Hello, I have RNA-seq data from two strains (three replicates each), one of which exhibits a specific phenotype. I aim to explore the genetic background responsible for this phenotype. I've performed differential gene expression analysis using both DESeq2 and edgeR. Now, I'm trying to determine how to select the top differentially expressed genes (DEGs).

Some studies use a fold-change cutoff (logFC > ±1) and rank genes by p-value (FDR), while others apply a statistical significance threshold (FDR < 0.05) and then rank the significant genes by fold-change (logFC > ±1). What is the best approach for selecting DEGs, and why?

Additionally, how should I proceed with further analysis of the top DEGs? Should I investigate the pathways associated with each gene in the DEG list?

Thank you for your assistance!

See https://bioconductor.org/packages/release/workflows/vignettes/RnaSeqGeneEdgeRQL/inst/doc/edgeRQL.html for an example workflow, which includes ranking of genes and pathway analyses by GO, KEGG and by focused gene sets.

Unless you have an overwhelming amount of DE, we recommend ranking by FDR and not by fold-change at all.

In my opinion, the use of logFC=1 cutoffs in the literature is arbitrary and counter-productive because it interacts badly with modern empirical Bayes differential expression tests as implemented in limma, edgeR or DESeq2. The 2-fold cutoff comes from the original microarray papers pre-2000 that had no replicates and no statistical tests. Later on, people started to include replicates and ordinary t-tests. It can be shown that ordinary t-tests or Welch t-tests can be improved by adding a logFC cutoff, and that a moderate logFC cutoff can decrease the FDR. This is because a t-test can be highly significant even for very small logFC if the standard deviation is also very small, just by chance.

The empirical Bayes tests implemented by limma and edgeR are different however. They take into account logFC, standard deviation and expression level all together when evaluating significance. They already achieve a compromise (optimal in a certain sense) between ranking by logFC and ranking by t-test. They put on a floor under the posterior variances and do not allow a gene to be significant with an extremely small logFC. So adding a logFC cutoff is no longer necessary and instead becomes counter-productive.

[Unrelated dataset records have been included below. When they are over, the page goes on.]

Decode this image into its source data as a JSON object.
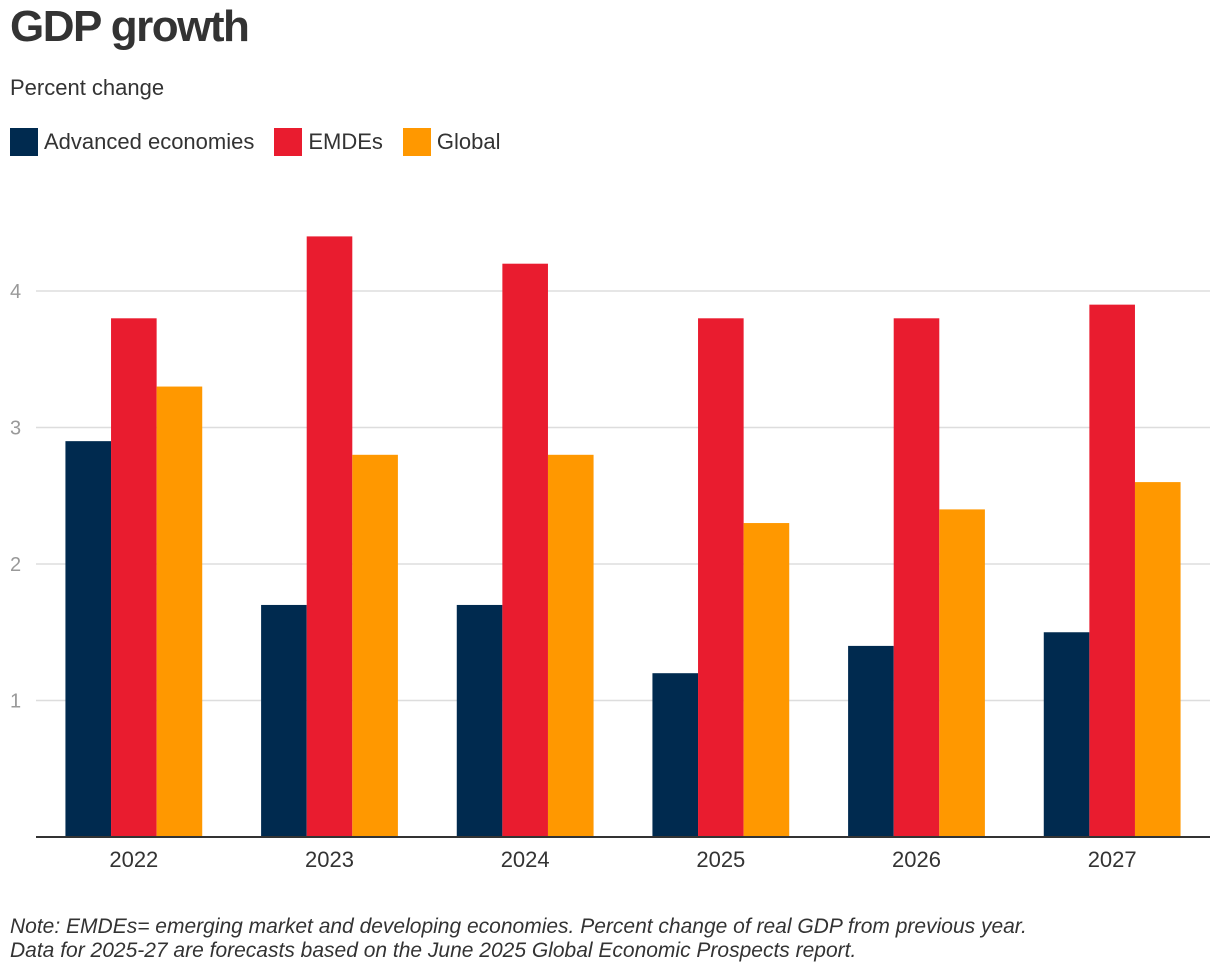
{
  "title": "GDP growth",
  "subtitle": "Percent change",
  "note": {
    "line1": "Note: EMDEs= emerging market and developing economies. Percent change of real GDP from previous year.",
    "line2": "Data for 2025-27 are forecasts based on the June 2025 Global Economic Prospects report."
  },
  "chart_data": {
    "type": "bar",
    "categories": [
      "2022",
      "2023",
      "2024",
      "2025",
      "2026",
      "2027"
    ],
    "series": [
      {
        "name": "Advanced economies",
        "color": "#002a4f",
        "values": [
          2.9,
          1.7,
          1.7,
          1.2,
          1.4,
          1.5
        ]
      },
      {
        "name": "EMDEs",
        "color": "#e91c2f",
        "values": [
          3.8,
          4.4,
          4.2,
          3.8,
          3.8,
          3.9
        ]
      },
      {
        "name": "Global",
        "color": "#ff9800",
        "values": [
          3.3,
          2.8,
          2.8,
          2.3,
          2.4,
          2.6
        ]
      }
    ],
    "y_ticks": [
      "1",
      "2",
      "3",
      "4"
    ],
    "ylim": [
      0,
      4.4
    ],
    "grid": true,
    "legend_position": "top-left"
  }
}
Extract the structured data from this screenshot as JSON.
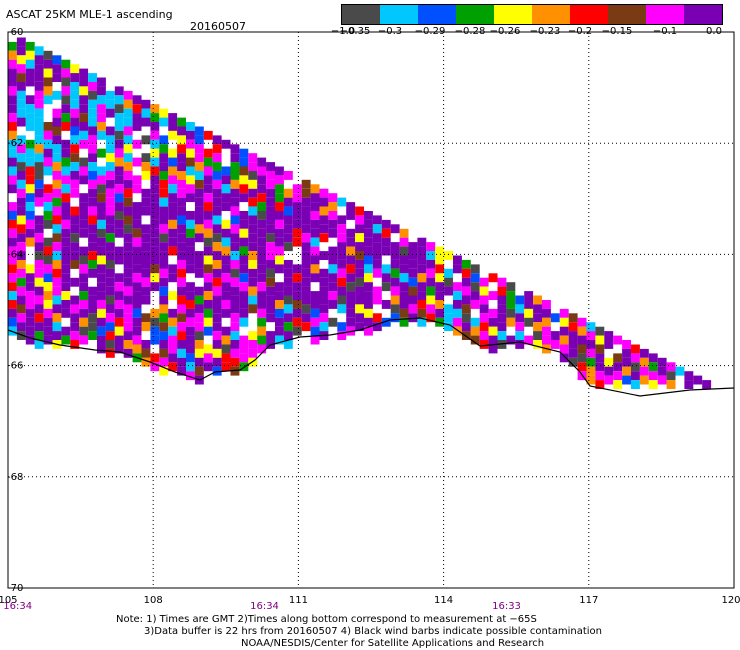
{
  "header": {
    "title": "ASCAT 25KM MLE-1 ascending",
    "date": "20160507"
  },
  "colorbar": {
    "colors": [
      "#4a4a4a",
      "#00c8ff",
      "#0050ff",
      "#00a000",
      "#ffff00",
      "#ff9000",
      "#ff0000",
      "#7a3a14",
      "#ff00ff",
      "#7a00b4"
    ],
    "labels": [
      "−1.0",
      "−0.35",
      "−0.3",
      "−0.29",
      "−0.28",
      "−0.26",
      "−0.23",
      "−0.2",
      "−0.15",
      "−0.1",
      "0.0"
    ]
  },
  "axes": {
    "lon_ticks": [
      "105",
      "108",
      "111",
      "114",
      "117",
      "120"
    ],
    "lat_ticks": [
      "-60",
      "-62",
      "-64",
      "-66",
      "-68",
      "-70"
    ],
    "lon_range": [
      105,
      120
    ],
    "lat_range": [
      -60,
      -70
    ],
    "time_labels": [
      {
        "text": "16:34",
        "lon": 105.2
      },
      {
        "text": "16:34",
        "lon": 110.3
      },
      {
        "text": "16:33",
        "lon": 115.3
      }
    ],
    "time_color": "#800080"
  },
  "notes": [
    "Note: 1) Times are GMT 2)Times along bottom correspond to measurement at −65S",
    "3)Data buffer is 22 hrs from 20160507 4) Black wind barbs indicate possible contamination",
    "NOAA/NESDIS/Center for Satellite Applications and Research"
  ],
  "map": {
    "coastline_color": "#000000",
    "grid_style": "dotted",
    "field_value_range": [
      -1.0,
      0.0
    ]
  }
}
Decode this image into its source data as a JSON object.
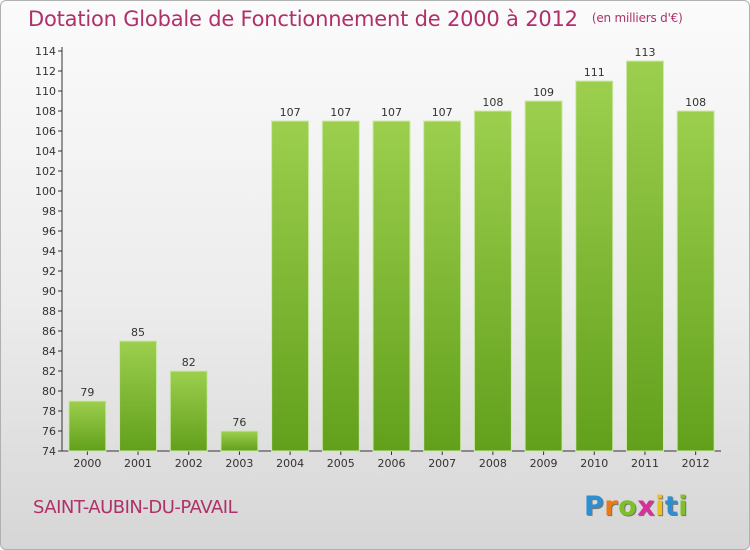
{
  "header": {
    "title": "Dotation Globale de Fonctionnement de 2000 à 2012",
    "unit": "(en milliers d'€)"
  },
  "footer": {
    "commune": "SAINT-AUBIN-DU-PAVAIL",
    "brand": "Proxiti"
  },
  "colors": {
    "title": "#b0306a",
    "bar_light": "#9ccf4e",
    "bar_dark": "#62a01c"
  },
  "chart_data": {
    "type": "bar",
    "title": "Dotation Globale de Fonctionnement de 2000 à 2012",
    "subtitle": "(en milliers d'€)",
    "xlabel": "",
    "ylabel": "",
    "categories": [
      "2000",
      "2001",
      "2002",
      "2003",
      "2004",
      "2005",
      "2006",
      "2007",
      "2008",
      "2009",
      "2010",
      "2011",
      "2012"
    ],
    "values": [
      79,
      85,
      82,
      76,
      107,
      107,
      107,
      107,
      108,
      109,
      111,
      113,
      108
    ],
    "ylim": [
      74,
      114
    ],
    "yticks": [
      74,
      76,
      78,
      80,
      82,
      84,
      86,
      88,
      90,
      92,
      94,
      96,
      98,
      100,
      102,
      104,
      106,
      108,
      110,
      112,
      114
    ],
    "grid": false,
    "legend": "none"
  }
}
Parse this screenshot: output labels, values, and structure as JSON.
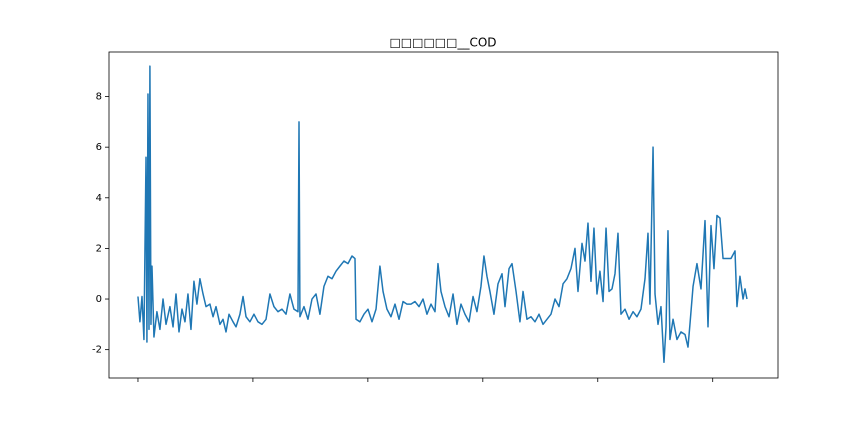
{
  "chart_data": {
    "type": "line",
    "title": "□□□□□□__COD",
    "x": [
      0,
      17,
      35,
      52,
      70,
      78,
      87,
      96,
      104,
      113,
      122,
      139,
      165,
      191,
      218,
      244,
      278,
      305,
      331,
      357,
      383,
      409,
      435,
      461,
      487,
      513,
      539,
      566,
      592,
      626,
      653,
      679,
      713,
      740,
      766,
      792,
      827,
      853,
      887,
      914,
      940,
      974,
      1009,
      1044,
      1079,
      1114,
      1148,
      1183,
      1218,
      1253,
      1288,
      1322,
      1357,
      1392,
      1401,
      1409,
      1444,
      1479,
      1514,
      1549,
      1583,
      1618,
      1653,
      1688,
      1723,
      1757,
      1792,
      1827,
      1862,
      1888,
      1897,
      1931,
      1966,
      2001,
      2036,
      2071,
      2105,
      2132,
      2166,
      2201,
      2236,
      2271,
      2306,
      2340,
      2375,
      2410,
      2445,
      2480,
      2514,
      2549,
      2584,
      2610,
      2636,
      2671,
      2706,
      2741,
      2775,
      2810,
      2845,
      2880,
      2915,
      2949,
      2984,
      3010,
      3036,
      3062,
      3097,
      3132,
      3167,
      3193,
      3228,
      3254,
      3289,
      3323,
      3350,
      3384,
      3419,
      3454,
      3489,
      3524,
      3558,
      3593,
      3628,
      3663,
      3698,
      3732,
      3767,
      3802,
      3828,
      3863,
      3889,
      3915,
      3941,
      3967,
      3993,
      4019,
      4046,
      4072,
      4098,
      4124,
      4150,
      4176,
      4202,
      4237,
      4272,
      4307,
      4341,
      4376,
      4411,
      4437,
      4454,
      4481,
      4498,
      4524,
      4550,
      4576,
      4594,
      4611,
      4628,
      4655,
      4689,
      4724,
      4759,
      4785,
      4802,
      4829,
      4863,
      4898,
      4933,
      4959,
      4985,
      5011,
      5037,
      5063,
      5090,
      5124,
      5159,
      5194,
      5211,
      5237,
      5264,
      5281,
      5298
    ],
    "series": [
      {
        "color": "#1f77b4",
        "values": [
          0.1,
          -0.9,
          0.1,
          -1.6,
          5.6,
          -1.7,
          8.1,
          -1.2,
          9.2,
          -1.0,
          1.3,
          -1.5,
          -0.5,
          -1.2,
          0.0,
          -1.0,
          -0.3,
          -1.1,
          0.2,
          -1.3,
          -0.4,
          -0.9,
          0.2,
          -1.2,
          0.7,
          -0.2,
          0.8,
          0.2,
          -0.3,
          -0.2,
          -0.7,
          -0.3,
          -1.0,
          -0.8,
          -1.3,
          -0.6,
          -0.9,
          -1.1,
          -0.6,
          0.1,
          -0.7,
          -0.9,
          -0.6,
          -0.9,
          -1.0,
          -0.8,
          0.2,
          -0.3,
          -0.5,
          -0.4,
          -0.6,
          0.2,
          -0.4,
          -0.5,
          7.0,
          -0.7,
          -0.3,
          -0.8,
          0.0,
          0.2,
          -0.6,
          0.5,
          0.9,
          0.8,
          1.1,
          1.3,
          1.5,
          1.4,
          1.7,
          1.6,
          -0.8,
          -0.9,
          -0.6,
          -0.4,
          -0.9,
          -0.4,
          1.3,
          0.3,
          -0.4,
          -0.7,
          -0.2,
          -0.8,
          -0.1,
          -0.2,
          -0.2,
          -0.1,
          -0.3,
          0.0,
          -0.6,
          -0.2,
          -0.5,
          1.4,
          0.3,
          -0.3,
          -0.7,
          0.2,
          -1.0,
          -0.2,
          -0.6,
          -0.9,
          0.1,
          -0.5,
          0.5,
          1.7,
          0.9,
          0.3,
          -0.6,
          0.6,
          1.0,
          -0.3,
          1.2,
          1.4,
          0.3,
          -0.9,
          0.3,
          -0.8,
          -0.7,
          -0.9,
          -0.6,
          -1.0,
          -0.8,
          -0.6,
          0.0,
          -0.3,
          0.6,
          0.8,
          1.2,
          2.0,
          0.3,
          2.2,
          1.5,
          3.0,
          0.7,
          2.8,
          0.2,
          1.1,
          -0.1,
          2.8,
          0.3,
          0.4,
          1.0,
          2.6,
          -0.6,
          -0.4,
          -0.8,
          -0.5,
          -0.7,
          -0.4,
          0.8,
          2.6,
          -0.2,
          6.0,
          0.2,
          -1.0,
          -0.3,
          -2.5,
          -1.1,
          2.7,
          -1.6,
          -0.8,
          -1.6,
          -1.3,
          -1.4,
          -1.9,
          -1.0,
          0.5,
          1.4,
          0.4,
          3.1,
          -1.1,
          2.9,
          1.2,
          3.3,
          3.2,
          1.6,
          1.6,
          1.6,
          1.9,
          -0.3,
          0.9,
          0.0,
          0.4,
          0.0
        ]
      }
    ],
    "xlim": [
      -252,
      5568
    ],
    "xticks": [
      0,
      1000,
      2000,
      3000,
      4000,
      5000
    ],
    "ylim": [
      -3.12,
      9.76
    ],
    "yticks": [
      -2,
      0,
      2,
      4,
      6,
      8
    ]
  }
}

Giving priority to genes with very large logFC but moderate FDR has the effect of prioritizing low expressed genes over highly expressed genes, which tends to select genes that are of less rather than more biological importance.

Another problem is that the Benjamini-Hochberg algorithm for evaluating FDR is based on tail-probabilities for the ranked gene list. If you filter genes from the list after computing the FDR then the whole FDR calculation is invalidated for genes originally further down in the list. It is easy to show that you can actually increase the overall FDR, sometimes substantially, by removing genes with lower logFC values from the list.

Another consideration that highlights the arbitrariness of the logFC cutoff is the fact that logFCs output from limma, edgeR and DESeq2 are not raw log-fold-changes but are rather shrunk to a greater or lesser degree. In edgeR, the amount of shrinkage is user-specified. Which genes will satisfy a logFC=1 cutoff depends on how much shrinkage has been done, but unfortunately people in the literature just seem to apply the logFC=1 cutoff blindly without considering what the estimated logFCs actually mean.